Kılıçdaroğlu’nun açıklamalarından öne çıkanlar şöyle:
"Ayrımcılık yapmadan, kimsenin kimliğine, inancına bakmadan 84 milyonu kucaklamak istiyoruz. Bize sağlıklı eleştiriler yapanlara da saygı duyuyoruz. Bizim görmediğimizi sade bir yurttaş görebilir dolayısıyla bir her türlü eleştiriye açık bir partiyiz. Ülkemize demokrasiyi, barışı, sevgiyi getirmek istiyoruz. Kucaklaşmak istiyoruz. Bir arada huzur içinde yaşamak istiyoruz. Bu arzumuzu gerçekleştirmek için elbette çalışacağız bozmak isteyenler olabilir ama oyun bozanlara izin vermememiz gerekiyor. İnşallah hep beraber bu görevi birlikte yerine getireceğiz.

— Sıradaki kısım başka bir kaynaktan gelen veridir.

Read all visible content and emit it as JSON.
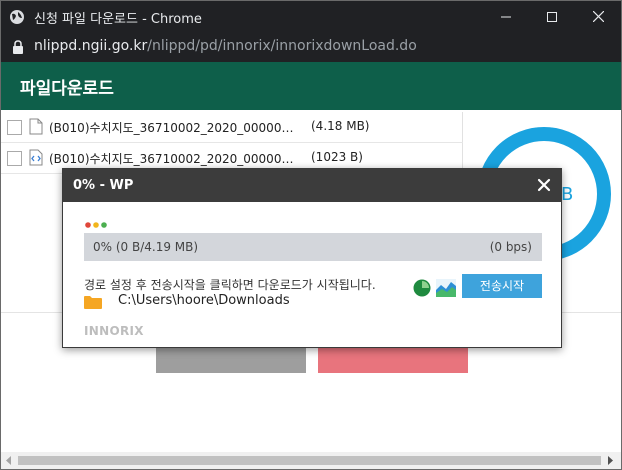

"(Devlet yönetimine sat benzetmesi) Görünen bir yüzü vardır cumhurbaşkanı bakanları sivil toplum kuruluşları vardır eğer bunlar bir saat gibi dengeli çalışıyorsa o zaman o ülkede huzur vardır gelecek umudu vardır. Örnek evreyim mesela Belçika'da aylarca hükûmet kurulamadı. Ama bir allahın kulu çıkıp da aman mahvolduk demedi. Devletin bütün kurumları bir saatin çarkları gibi zaten çalışıyordu. Almanya'da koalisyon için 4-5 ay beklediler. hiçbir yatırımcı bir gazeteci çıkıp mahvolduk paranın değeri düştü gibi şeyler söylemedi. Her şey kendi kurallarına göre çalışıyordu. Çünkü devletin yasaları var her alan yasalarla düzenlenmiştir. Böyle bakmamız lazım. Devleti yapmak istediğimiz yapı da böyle bir yapı olmak zorundadır. A partisi, C partisi gelir ama devletin çarklarıyla oynamaz. Sağlıklı yapısıyla oynamaz, işleyen mekanizmaya çomak sokmaz. Bu girişi niye yaptım? Malum hemen yanımızda Karadeniz'in biraz yukarısında Rusya- Ukrayna çatışması. Savaş veya çatışma. Bu olay olduğunda Denizli'deydi. Toplantıya girmeden önce grup başkanvekili Engin Altay'ı aradım 'Önemli bir olay var. Hemen burnumuzun dibinde gerilim var. TBMM'nin toplanması lazım acilen. Sonra ittifakın diğer bileşenlerini aradım düşüncelerimi söyledim. Meclisin açık olması lazım dedim. Bilgi sahibi olmamız lazım' dedim. Olayın meydana geldiği aynı gün Sayın Erdoğan güvenlik zirvesini topladı. İyi, kimse değinmedi ama merak ettim. Güvenlik zirvesi hangi yasaya dayanıyor? Güvenlik zirvesinin hukuki bir temeli var mı? Güvenlik zirvesi diye bir kuruluş hiç hatırlamıyorum. Kimler katıldı diye baktım. Eğer zirve devletin bir zirvesi ise bunun kurumu var MGK. Bunun toplanması gerekir evet. Ama siz bu kurumu bir tarafa bırakıp bir paralel yapı inşa ediyorsanız ve o inşa ettiğiniz o paralel yapıyı partileştirmişseniz ciddi bir sorunumuz var demektir!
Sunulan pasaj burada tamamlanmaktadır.